In early editions of D&D, there was a chart that would determine the mood of the opposition, allowing for potential negotiations or even just passing each other by. Sometimes it was unrealistic, but that's what the DM's for, to know when to use the chart or ignore it. Of course, in those same editions, killing stuff was a lot less of your xp, so it just wasn't worth it unless necessary.

As for everything should be fought... that's a mentality I've tried to break from a lot of 3E and 4E players. I ran LMoP to teach 5E to an experienced group of 3E players, and they decided to fight the dragon at level 3, where they were immediately killed. One of them asked how you were supposed to kill the dragon, so I asked "what indicated you should even seek out the dragon?" They just heard about the dragon and assumed they were supposed to kill it.

There's ways to do that without just wiping out the party (and I suspect 5E, which I have limited experience with, might be more merciful than editions where parties raise in power more dramatically), but it's easy to have the party open a door and be dead to an opponent they had no chance of defeating or running from.
This is a failure of adventure design. If you're going to have a party run across something that's way beyond their power level, there should either be hints beforehand (warning them to plan appropriately to avoid or flee) or it should be set up in such a way as to allow the PCs to see the enemy before they can be seen. No one wants a TPK just because of a bad roll on a random encounter table or because they had no idea the cult had managed to summon a demon.

We just ran a Midguard one shot, and most of the adventure was pretty good, but there were absolutely NO clues about what was going on. We reacted to events, trying to find out what might be going on, but instead we had to face a CR 5 as four level 1 PCs.

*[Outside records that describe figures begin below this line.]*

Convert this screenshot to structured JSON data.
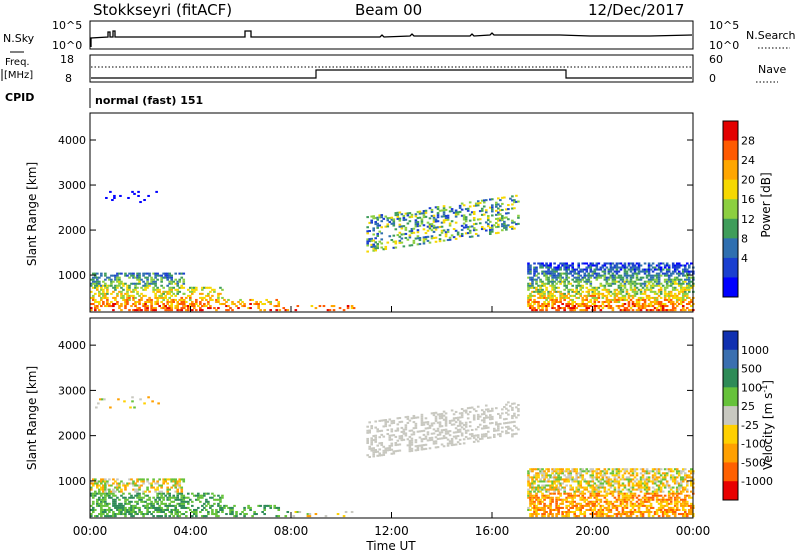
{
  "header": {
    "station": "Stokkseyri (fitACF)",
    "beam": "Beam 00",
    "date": "12/Dec/2017"
  },
  "noise_panel": {
    "left_label": "N.Sky",
    "left_ticks": [
      "10^5",
      "10^0"
    ],
    "right_ticks": [
      "10^5",
      "10^0"
    ],
    "right_label": "N.Search"
  },
  "freq_panel": {
    "left_label_1": "Freq.",
    "left_label_2": "[MHz]",
    "left_ticks": [
      "18",
      "8"
    ],
    "right_ticks": [
      "60",
      "0"
    ],
    "right_label": "Nave"
  },
  "cpid": {
    "label": "CPID",
    "value": "normal (fast) 151"
  },
  "chart_data": [
    {
      "type": "heatmap",
      "quantity": "Power",
      "ylabel": "Slant Range [km]",
      "xlabel": "",
      "ylim": [
        180,
        4600
      ],
      "yticks": [
        "4000",
        "3000",
        "2000",
        "1000"
      ],
      "colorbar": {
        "label": "Power [dB]",
        "ticks": [
          "28",
          "24",
          "20",
          "16",
          "12",
          "8",
          "4"
        ],
        "colors": [
          "#e30000",
          "#ff5a00",
          "#ffa600",
          "#f6d800",
          "#8ccf40",
          "#3f9d5a",
          "#2f6fb0",
          "#1a3fd0",
          "#0000ff"
        ]
      }
    },
    {
      "type": "heatmap",
      "quantity": "Velocity",
      "ylabel": "Slant Range [km]",
      "xlabel": "Time UT",
      "ylim": [
        180,
        4600
      ],
      "yticks": [
        "4000",
        "3000",
        "2000",
        "1000"
      ],
      "xticks": [
        "00:00",
        "04:00",
        "08:00",
        "12:00",
        "16:00",
        "20:00",
        "00:00"
      ],
      "colorbar": {
        "label": "Velocity [m s",
        "label_exp": "-1",
        "label_close": "]",
        "ticks": [
          "1000",
          "500",
          "100",
          "25",
          "-25",
          "-100",
          "-500",
          "-1000"
        ],
        "colors": [
          "#1030b0",
          "#3a6fb0",
          "#2e8b57",
          "#66c23a",
          "#c8c8c0",
          "#ffd000",
          "#ffa000",
          "#ff6000",
          "#e80000"
        ]
      }
    }
  ]
}
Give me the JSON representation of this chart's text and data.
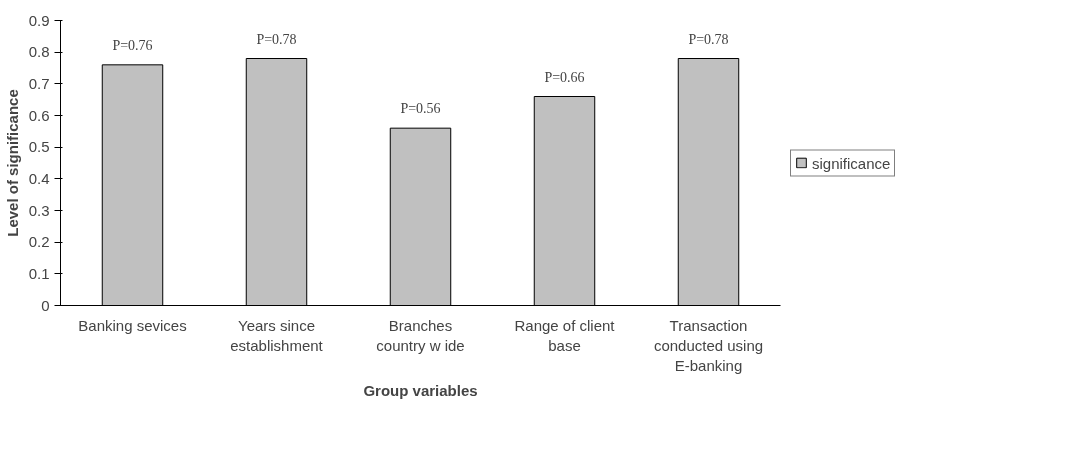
{
  "chart_data": {
    "type": "bar",
    "xlabel": "Group variables",
    "ylabel": "Level of significance",
    "categories": [
      "Banking sevices",
      "Years since establishment",
      "Branches country w ide",
      "Range of client base",
      "Transaction conducted using E-banking"
    ],
    "series": [
      {
        "name": "significance",
        "color": "#c0c0c0",
        "values": [
          0.76,
          0.78,
          0.56,
          0.66,
          0.78
        ],
        "value_labels": [
          "P=0.76",
          "P=0.78",
          "P=0.56",
          "P=0.66",
          "P=0.78"
        ]
      }
    ],
    "ylim": [
      0,
      0.9
    ],
    "yticks": [
      0,
      0.1,
      0.2,
      0.3,
      0.4,
      0.5,
      0.6,
      0.7,
      0.8,
      0.9
    ],
    "grid": false,
    "legend": "right"
  }
}
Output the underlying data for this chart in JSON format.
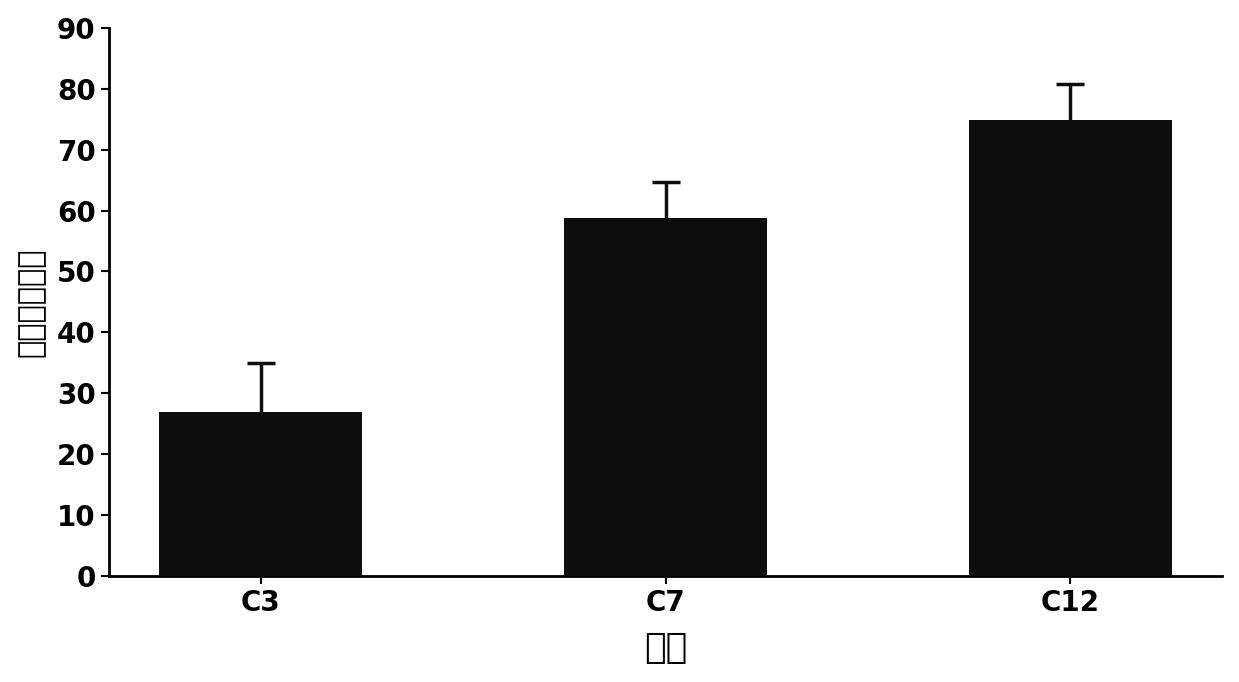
{
  "categories": [
    "C3",
    "C7",
    "C12"
  ],
  "values": [
    27.0,
    58.8,
    74.8
  ],
  "errors": [
    8.0,
    5.8,
    6.0
  ],
  "bar_color": "#0d0d0d",
  "bar_width": 0.5,
  "ylim": [
    0,
    90
  ],
  "yticks": [
    0,
    10,
    20,
    30,
    40,
    50,
    60,
    70,
    80,
    90
  ],
  "ylabel": "降解率（％）",
  "xlabel": "菌株",
  "background_color": "#ffffff",
  "tick_fontsize": 20,
  "xlabel_fontsize": 26,
  "ylabel_fontsize": 22,
  "error_capsize": 10,
  "error_linewidth": 2.5,
  "error_color": "#0d0d0d",
  "spine_linewidth": 2.0
}
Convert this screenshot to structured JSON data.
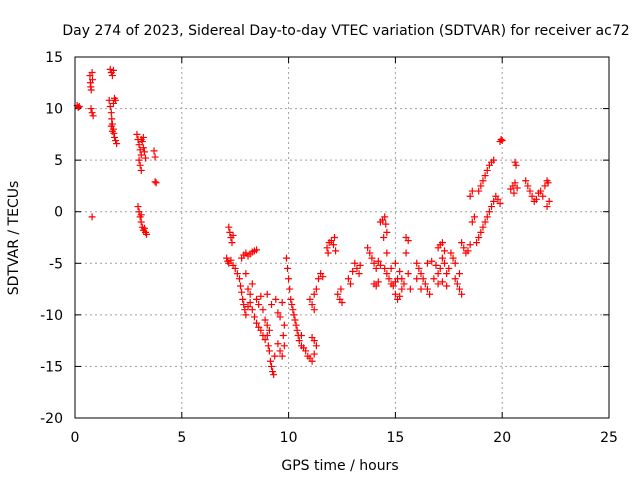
{
  "chart_data": {
    "type": "scatter",
    "title": "Day 274 of 2023, Sidereal Day-to-day VTEC variation (SDTVAR) for receiver ac72",
    "xlabel": "GPS time / hours",
    "ylabel": "SDTVAR / TECUs",
    "xlim": [
      0,
      25
    ],
    "ylim": [
      -20,
      15
    ],
    "xticks": [
      "0",
      "5",
      "10",
      "15",
      "20",
      "25"
    ],
    "yticks": [
      "-20",
      "-15",
      "-10",
      "-5",
      "0",
      "5",
      "10",
      "15"
    ],
    "grid": true,
    "marker": "plus",
    "color": "#ff0000",
    "series": [
      {
        "name": "SDTVAR",
        "points": [
          [
            0.1,
            10.3
          ],
          [
            0.15,
            10.1
          ],
          [
            0.2,
            10.2
          ],
          [
            0.7,
            13.2
          ],
          [
            0.72,
            12.5
          ],
          [
            0.74,
            12.1
          ],
          [
            0.76,
            11.8
          ],
          [
            0.8,
            13.5
          ],
          [
            0.82,
            12.8
          ],
          [
            0.75,
            10.0
          ],
          [
            0.8,
            9.6
          ],
          [
            0.85,
            9.3
          ],
          [
            0.8,
            -0.5
          ],
          [
            1.65,
            13.8
          ],
          [
            1.7,
            13.5
          ],
          [
            1.75,
            13.2
          ],
          [
            1.8,
            13.7
          ],
          [
            1.6,
            10.8
          ],
          [
            1.65,
            10.2
          ],
          [
            1.7,
            9.6
          ],
          [
            1.72,
            9.0
          ],
          [
            1.75,
            8.5
          ],
          [
            1.8,
            8.0
          ],
          [
            1.82,
            7.6
          ],
          [
            1.85,
            7.2
          ],
          [
            1.9,
            6.9
          ],
          [
            1.95,
            6.6
          ],
          [
            1.7,
            8.3
          ],
          [
            1.8,
            10.5
          ],
          [
            1.85,
            11.0
          ],
          [
            1.9,
            10.8
          ],
          [
            1.75,
            7.8
          ],
          [
            2.9,
            7.5
          ],
          [
            2.95,
            7.0
          ],
          [
            3.0,
            6.5
          ],
          [
            3.05,
            6.0
          ],
          [
            3.1,
            5.5
          ],
          [
            3.0,
            5.0
          ],
          [
            3.05,
            4.5
          ],
          [
            3.1,
            4.0
          ],
          [
            3.15,
            6.8
          ],
          [
            3.2,
            6.2
          ],
          [
            3.25,
            5.8
          ],
          [
            3.3,
            5.2
          ],
          [
            3.2,
            7.2
          ],
          [
            3.1,
            7.0
          ],
          [
            3.7,
            5.9
          ],
          [
            3.75,
            5.3
          ],
          [
            3.8,
            2.8
          ],
          [
            3.75,
            2.9
          ],
          [
            2.95,
            0.5
          ],
          [
            3.0,
            0.0
          ],
          [
            3.05,
            -0.5
          ],
          [
            3.1,
            -1.0
          ],
          [
            3.15,
            -1.5
          ],
          [
            3.2,
            -1.8
          ],
          [
            3.3,
            -2.0
          ],
          [
            3.35,
            -2.2
          ],
          [
            3.1,
            -0.3
          ],
          [
            3.25,
            -1.6
          ],
          [
            7.2,
            -1.5
          ],
          [
            7.25,
            -2.0
          ],
          [
            7.3,
            -2.5
          ],
          [
            7.35,
            -3.0
          ],
          [
            7.4,
            -2.3
          ],
          [
            7.1,
            -4.5
          ],
          [
            7.15,
            -4.8
          ],
          [
            7.2,
            -5.0
          ],
          [
            7.3,
            -4.7
          ],
          [
            7.4,
            -5.2
          ],
          [
            7.5,
            -5.5
          ],
          [
            7.6,
            -6.0
          ],
          [
            7.7,
            -6.5
          ],
          [
            7.75,
            -7.2
          ],
          [
            7.8,
            -7.8
          ],
          [
            7.85,
            -8.5
          ],
          [
            7.9,
            -9.0
          ],
          [
            7.95,
            -9.5
          ],
          [
            8.0,
            -10.0
          ],
          [
            8.1,
            -9.2
          ],
          [
            8.2,
            -8.8
          ],
          [
            8.3,
            -9.5
          ],
          [
            8.4,
            -10.2
          ],
          [
            8.5,
            -10.8
          ],
          [
            8.6,
            -11.2
          ],
          [
            8.7,
            -11.5
          ],
          [
            8.8,
            -12.0
          ],
          [
            8.9,
            -12.4
          ],
          [
            9.0,
            -12.0
          ],
          [
            9.1,
            -11.5
          ],
          [
            7.8,
            -4.5
          ],
          [
            7.9,
            -4.2
          ],
          [
            8.0,
            -4.0
          ],
          [
            8.1,
            -4.3
          ],
          [
            8.2,
            -4.1
          ],
          [
            8.3,
            -3.9
          ],
          [
            8.4,
            -3.8
          ],
          [
            8.5,
            -3.7
          ],
          [
            8.0,
            -6.0
          ],
          [
            8.1,
            -7.5
          ],
          [
            8.2,
            -8.0
          ],
          [
            8.3,
            -7.0
          ],
          [
            8.5,
            -8.5
          ],
          [
            8.6,
            -9.0
          ],
          [
            8.7,
            -8.2
          ],
          [
            8.8,
            -9.5
          ],
          [
            8.9,
            -10.5
          ],
          [
            9.0,
            -11.0
          ],
          [
            9.05,
            -13.0
          ],
          [
            9.1,
            -13.5
          ],
          [
            9.15,
            -14.5
          ],
          [
            9.2,
            -15.0
          ],
          [
            9.25,
            -15.5
          ],
          [
            9.3,
            -15.8
          ],
          [
            9.35,
            -14.0
          ],
          [
            9.5,
            -12.8
          ],
          [
            9.6,
            -13.5
          ],
          [
            9.7,
            -14.0
          ],
          [
            9.75,
            -12.0
          ],
          [
            9.8,
            -13.0
          ],
          [
            9.9,
            -4.5
          ],
          [
            9.95,
            -5.5
          ],
          [
            10.0,
            -6.5
          ],
          [
            10.05,
            -7.5
          ],
          [
            10.1,
            -8.5
          ],
          [
            10.15,
            -9.0
          ],
          [
            10.2,
            -9.5
          ],
          [
            10.25,
            -10.0
          ],
          [
            10.3,
            -10.5
          ],
          [
            10.35,
            -11.0
          ],
          [
            10.4,
            -11.5
          ],
          [
            10.45,
            -12.0
          ],
          [
            10.5,
            -12.5
          ],
          [
            10.6,
            -13.0
          ],
          [
            10.7,
            -13.2
          ],
          [
            10.8,
            -13.5
          ],
          [
            10.9,
            -14.0
          ],
          [
            11.0,
            -14.2
          ],
          [
            11.1,
            -14.5
          ],
          [
            11.2,
            -13.8
          ],
          [
            11.3,
            -13.0
          ],
          [
            11.2,
            -12.5
          ],
          [
            11.1,
            -12.2
          ],
          [
            10.6,
            -12.0
          ],
          [
            9.0,
            -8.0
          ],
          [
            9.2,
            -9.0
          ],
          [
            9.4,
            -8.5
          ],
          [
            9.5,
            -9.8
          ],
          [
            9.6,
            -10.2
          ],
          [
            9.7,
            -8.8
          ],
          [
            9.8,
            -11.0
          ],
          [
            11.0,
            -8.5
          ],
          [
            11.1,
            -9.0
          ],
          [
            11.2,
            -8.0
          ],
          [
            11.3,
            -7.5
          ],
          [
            11.4,
            -6.5
          ],
          [
            11.5,
            -6.0
          ],
          [
            11.6,
            -6.3
          ],
          [
            11.2,
            -9.5
          ],
          [
            11.8,
            -3.5
          ],
          [
            11.9,
            -3.0
          ],
          [
            12.0,
            -2.8
          ],
          [
            12.1,
            -3.2
          ],
          [
            12.2,
            -3.8
          ],
          [
            12.15,
            -2.5
          ],
          [
            11.85,
            -4.0
          ],
          [
            12.3,
            -8.0
          ],
          [
            12.4,
            -8.5
          ],
          [
            12.5,
            -8.8
          ],
          [
            12.45,
            -7.5
          ],
          [
            12.8,
            -6.5
          ],
          [
            12.9,
            -7.0
          ],
          [
            13.0,
            -5.8
          ],
          [
            13.1,
            -5.0
          ],
          [
            13.2,
            -5.5
          ],
          [
            13.3,
            -6.0
          ],
          [
            13.35,
            -5.2
          ],
          [
            13.7,
            -3.5
          ],
          [
            13.8,
            -4.0
          ],
          [
            13.9,
            -4.5
          ],
          [
            14.0,
            -5.0
          ],
          [
            14.1,
            -5.5
          ],
          [
            14.2,
            -4.8
          ],
          [
            14.3,
            -5.2
          ],
          [
            14.0,
            -7.0
          ],
          [
            14.1,
            -7.2
          ],
          [
            14.2,
            -6.8
          ],
          [
            14.3,
            -1.0
          ],
          [
            14.4,
            -0.8
          ],
          [
            14.5,
            -0.5
          ],
          [
            14.55,
            -1.2
          ],
          [
            14.6,
            -2.0
          ],
          [
            14.45,
            -2.5
          ],
          [
            14.5,
            -5.5
          ],
          [
            14.6,
            -6.0
          ],
          [
            14.7,
            -6.5
          ],
          [
            14.8,
            -7.0
          ],
          [
            14.9,
            -7.2
          ],
          [
            15.0,
            -6.8
          ],
          [
            15.1,
            -6.5
          ],
          [
            14.6,
            -4.0
          ],
          [
            14.8,
            -5.5
          ],
          [
            15.0,
            -5.0
          ],
          [
            15.2,
            -5.8
          ],
          [
            15.3,
            -6.5
          ],
          [
            15.4,
            -7.0
          ],
          [
            15.0,
            -8.0
          ],
          [
            15.1,
            -8.5
          ],
          [
            15.2,
            -8.2
          ],
          [
            15.3,
            -7.5
          ],
          [
            15.5,
            -2.5
          ],
          [
            15.6,
            -2.8
          ],
          [
            15.5,
            -4.0
          ],
          [
            15.6,
            -6.0
          ],
          [
            15.7,
            -7.5
          ],
          [
            16.0,
            -5.0
          ],
          [
            16.1,
            -5.5
          ],
          [
            16.2,
            -6.0
          ],
          [
            16.3,
            -6.5
          ],
          [
            16.4,
            -7.0
          ],
          [
            16.5,
            -7.5
          ],
          [
            16.6,
            -8.0
          ],
          [
            16.2,
            -7.5
          ],
          [
            16.0,
            -6.5
          ],
          [
            16.5,
            -5.0
          ],
          [
            16.7,
            -4.8
          ],
          [
            16.9,
            -5.2
          ],
          [
            17.0,
            -6.0
          ],
          [
            17.1,
            -5.5
          ],
          [
            17.2,
            -4.5
          ],
          [
            17.3,
            -5.0
          ],
          [
            17.4,
            -6.0
          ],
          [
            17.5,
            -5.5
          ],
          [
            17.6,
            -4.0
          ],
          [
            17.7,
            -4.5
          ],
          [
            17.8,
            -5.0
          ],
          [
            16.8,
            -6.5
          ],
          [
            17.0,
            -7.0
          ],
          [
            17.2,
            -6.8
          ],
          [
            17.4,
            -7.2
          ],
          [
            17.0,
            -3.5
          ],
          [
            17.1,
            -3.2
          ],
          [
            17.2,
            -3.0
          ],
          [
            17.3,
            -3.8
          ],
          [
            17.8,
            -6.5
          ],
          [
            17.9,
            -7.0
          ],
          [
            18.0,
            -7.5
          ],
          [
            18.1,
            -8.0
          ],
          [
            18.0,
            -6.0
          ],
          [
            18.1,
            -3.0
          ],
          [
            18.2,
            -3.5
          ],
          [
            18.3,
            -4.0
          ],
          [
            18.4,
            -3.8
          ],
          [
            18.5,
            -3.2
          ],
          [
            18.6,
            -1.0
          ],
          [
            18.7,
            -0.5
          ],
          [
            18.8,
            -3.0
          ],
          [
            18.9,
            -2.5
          ],
          [
            19.0,
            -2.0
          ],
          [
            19.1,
            -1.5
          ],
          [
            19.2,
            -1.0
          ],
          [
            19.3,
            -0.5
          ],
          [
            19.4,
            0.0
          ],
          [
            19.5,
            0.5
          ],
          [
            19.6,
            1.0
          ],
          [
            19.7,
            1.5
          ],
          [
            19.8,
            1.2
          ],
          [
            19.9,
            0.8
          ],
          [
            18.9,
            2.0
          ],
          [
            19.0,
            2.5
          ],
          [
            19.1,
            3.0
          ],
          [
            19.2,
            3.5
          ],
          [
            19.3,
            4.0
          ],
          [
            19.4,
            4.5
          ],
          [
            19.5,
            4.8
          ],
          [
            19.6,
            5.0
          ],
          [
            18.5,
            1.5
          ],
          [
            18.6,
            2.0
          ],
          [
            19.9,
            6.8
          ],
          [
            19.95,
            7.0
          ],
          [
            20.0,
            6.9
          ],
          [
            20.6,
            4.8
          ],
          [
            20.65,
            4.5
          ],
          [
            20.4,
            2.2
          ],
          [
            20.5,
            2.5
          ],
          [
            20.6,
            2.8
          ],
          [
            20.7,
            2.3
          ],
          [
            20.55,
            1.8
          ],
          [
            21.1,
            3.0
          ],
          [
            21.2,
            2.5
          ],
          [
            21.3,
            2.0
          ],
          [
            21.4,
            1.5
          ],
          [
            21.5,
            1.0
          ],
          [
            21.6,
            1.2
          ],
          [
            21.7,
            1.8
          ],
          [
            21.8,
            2.0
          ],
          [
            21.9,
            1.5
          ],
          [
            22.0,
            2.5
          ],
          [
            22.1,
            3.0
          ],
          [
            22.15,
            2.8
          ],
          [
            22.2,
            1.0
          ],
          [
            22.1,
            0.5
          ]
        ]
      }
    ]
  }
}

We only pulled it off because we figured out its immediate goal and its weakness (fire), and then were able to keep it from pulling off its goal while in a burning building (we were in it too). My character died heroically making sure the creature didn't escape, which was fine for a one shot, but would have sucked for the start of a campaign. Since we figured we defeated the enemy, we followed its tracks back to its lair in hopes of finding out what was going on. Instead we got hit with a CR 6 creature that had a summoning power, with no warning or chance to escape... TPK. We talked with the DM about it later, and it turns out the only way to figure out what's going on is to kill the CR 5, then reduce the CR6 to 1/4 HP, where it will surrender and explain. Most of the this one shot was really good, as we just assumed we missed something as players, but no it was a deathtrap adventure that really gave the players no chance of success.

#### CapnZapp

##### Legend
As far as I understand it, @lewpuls ,the opaque odds of dice pool games (e.g. Vampire) was intended to be a feature not a bug. That is, people play that game because they don't want to know the (exact) odds.

As someone with a fair grasp of maths and statistics, I have never understood that sentiment. I have always preferred the percentile die as the best resolution system (e.g. Basic Role-Playing) precisely because it makes it very easy to see the odds. (Assuming you understand percentages, of course)

But I guess (and this is not intended to be a personal insult to anyone) if you don't do math, playing a game with opaque probabilities (figuring out the odds in dice pool games is fiendishly difficult) evens out the odds compared to a friend that do math...

#### CapnZapp

##### Legend
most people don't actually understand probabilities.
I would take a more modest position:

most people don't actually understand how hard people find probabilities.